Свернув с дороги вправо, мы поехали по степи, в направлении Санту-Сомона. Чем больше мы удалялись от Хангая, тем ровнее становилась местность: крупные холмы сменялись мелкими, переходившими в равнину. К вечеру мы были уже в Цогту-Чиндамани-Сомоне, пройдя, таким образом, за день 165 километров без дороги — вот что значит ровная степь!

На следующий день наш путь по-прежнему шел по степной равнине, совершенно плоской, а затем после пересечения старого автомобильного тракта Улан-Батор — Далан-Дзадагад дорога стала значительно хуже: начал попадаться дэрисовый кочкарник, в котором тропа терялась, и ехать было плохо. К концу дня нам удалось выехать на новый автомобильный тракт Улан-Батор — Далан-Дзадагад, проходящий значительно восточнее старого. Перед выходом на эту дорогу тянулось громадное гранитное поле, по которому очень трудно было пробираться, так как повсюду торчали из земли гранитные скалы. На далан-дзадагадском тракте нам пришлось простоять два дня, потому что одну из машин — "Барса" — отправили за горючим в Далан-Дзадагад, поскольку взятые нами запасы были на исходе.

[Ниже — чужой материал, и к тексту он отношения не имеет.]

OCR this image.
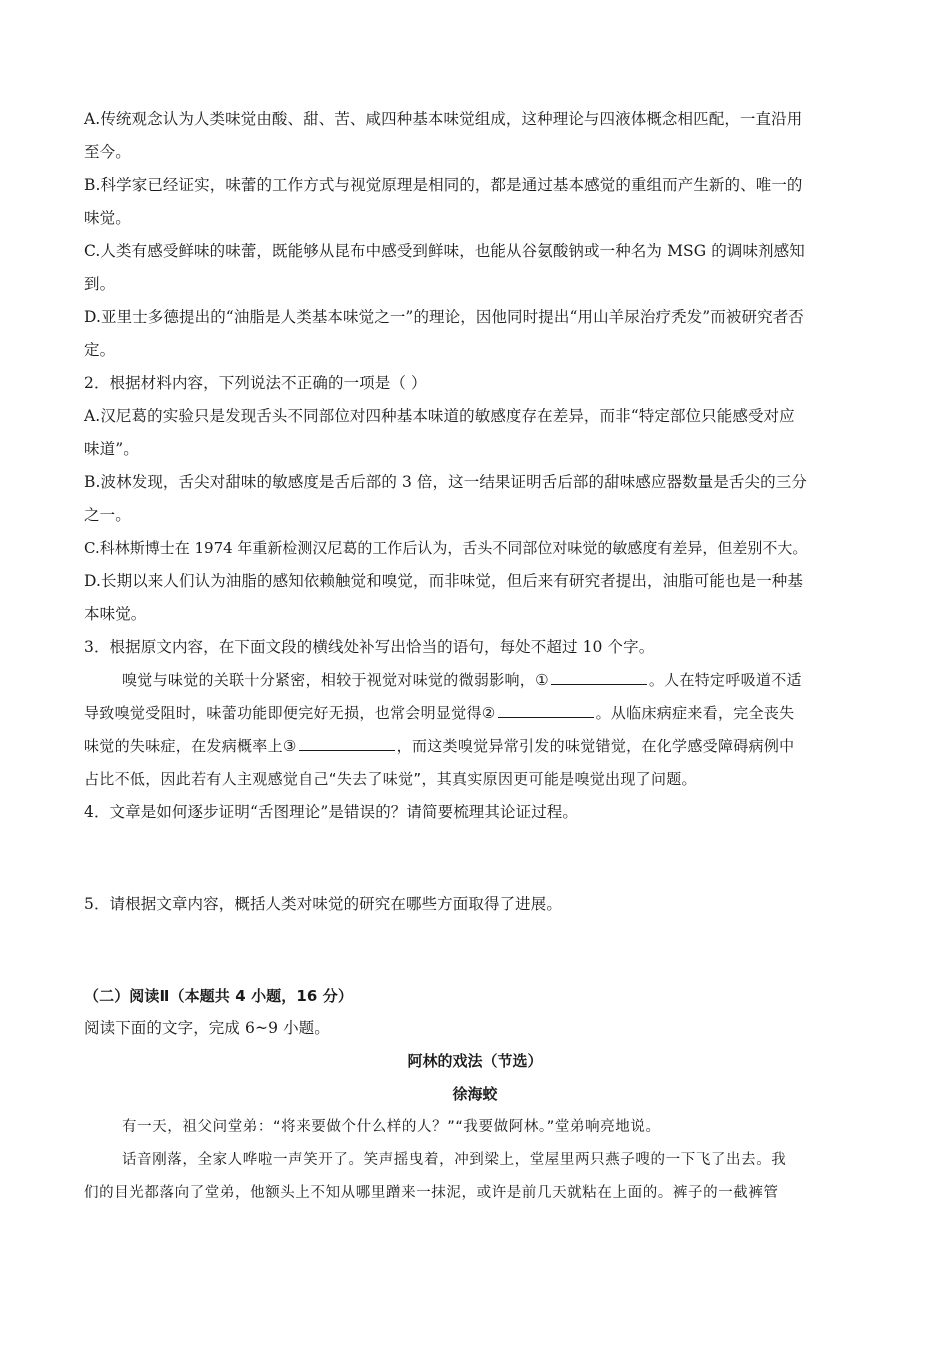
A.传统观念认为人类味觉由酸、甜、苦、咸四种基本味觉组成，这种理论与四液体概念相匹配，一直沿用

至今。

B.科学家已经证实，味蕾的工作方式与视觉原理是相同的，都是通过基本感觉的重组而产生新的、唯一的

味觉。

C.人类有感受鲜味的味蕾，既能够从昆布中感受到鲜味，也能从谷氨酸钠或一种名为 MSG 的调味剂感知

到。

D.亚里士多德提出的“油脂是人类基本味觉之一”的理论，因他同时提出“用山羊尿治疗秃发”而被研究者否

定。

2．根据材料内容，下列说法不正确的一项是（ ）

A.汉尼葛的实验只是发现舌头不同部位对四种基本味道的敏感度存在差异，而非“特定部位只能感受对应

味道”。

B.波林发现，舌尖对甜味的敏感度是舌后部的 3 倍，这一结果证明舌后部的甜味感应器数量是舌尖的三分

之一。

C.科林斯博士在 1974 年重新检测汉尼葛的工作后认为，舌头不同部位对味觉的敏感度有差异，但差别不大。

D.长期以来人们认为油脂的感知依赖触觉和嗅觉，而非味觉，但后来有研究者提出，油脂可能也是一种基

本味觉。

3．根据原文内容，在下面文段的横线处补写出恰当的语句，每处不超过 10 个字。

嗅觉与味觉的关联十分紧密，相较于视觉对味觉的微弱影响，①	。人在特定呼吸道不适

导致嗅觉受阻时，味蕾功能即便完好无损，也常会明显觉得②	。从临床病症来看，完全丧失

味觉的失味症，在发病概率上③	，而这类嗅觉异常引发的味觉错觉，在化学感受障碍病例中

占比不低，因此若有人主观感觉自己“失去了味觉”，其真实原因更可能是嗅觉出现了问题。

4．文章是如何逐步证明“舌图理论”是错误的？请简要梳理其论证过程。

5．请根据文章内容，概括人类对味觉的研究在哪些方面取得了进展。

（二）阅读Ⅱ（本题共 4 小题，16 分）

阅读下面的文字，完成 6~9 小题。

阿林的戏法（节选）

徐海蛟

有一天，祖父问堂弟：“将来要做个什么样的人？”“我要做阿林。”堂弟响亮地说。

话音刚落，全家人哗啦一声笑开了。笑声摇曳着，冲到梁上，堂屋里两只燕子嗖的一下飞了出去。我

们的目光都落向了堂弟，他额头上不知从哪里蹭来一抹泥，或许是前几天就粘在上面的。裤子的一截裤管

августа, пополнив запасы горючего, мы поехали дальше, но уже на двух машинах: "Дзерене" и "Драконе". Проехав километров 40 к северу по старой петле даландзадагадского тракта, мы повернули на восток. Ориентиром нам служили телеграфные столбы, соединяющие Далан-Дзадагад с Сайн-Шандой. У места поворота было громадное озеро дождевого происхождения, заполнявшее глинистую котловину. Это, собственно, было даже не озеро, а просто гигантская лужа в десятки квадратных километров, которую нам пришлось объезжать. Машины шли близ самой воды по склонам небольших глинистых холмов, размякших после дождей, и со страшным ревом моторов едва-едва продирались сквозь липкую грязь. Наши машины походили на мух, которым надо проползти лист липкой бумаги с одного конца на другой. Вопрос упирался в силу машин: 10 километров такого пути стоили большого напряжения не только моторам, но и людям.

Наконец, мы преодолели "липку" и выбрались на слабо всхолмленную равнину, которая оказалась достаточно твердой. Кое-где торчали белые мраморные скалы, привлекавшие наше внимание не столько из-за красоты, сколько из-за проходимости машин. Постепенно на восток местность становилась все более пересеченной, пока, наконец, не перешла в широкую открытую равнину, где машины быстро наверстали потерянную скорость. На обеденный привал мы остановились посреди степи. От степных трав исходил какой-то дурманящий аромат. Впереди виднелся мираж — на горизонте расстилалось синее море, в котором так хотелось выкупаться!

После привала мы спустились в громадную глинистую котловину, к счастью еще не затопленную дождем, и постарались преодолеть ее до ночи, остановившись на ночлег лишь тогда, когда машины очутились на плато.

На следующий день мы стали постепенно отклоняться на юго-восток, и степи сменились теперь песками с саксаулом, которые, правда, не тянулись на десятки километров, но все же хлопот доставляли немало, так как отдельные участки от километра до пяти попадались часто. Кое-где виднелись хайлясы. Одним словом, мы снова ехали по типичной Гоби — каменистой пустыне, местами голой, местами с саксаулом, произраставшим на песках. Кругом был низкий изрезанный мелкосопочник, среди которого приходилось искать проход для машин.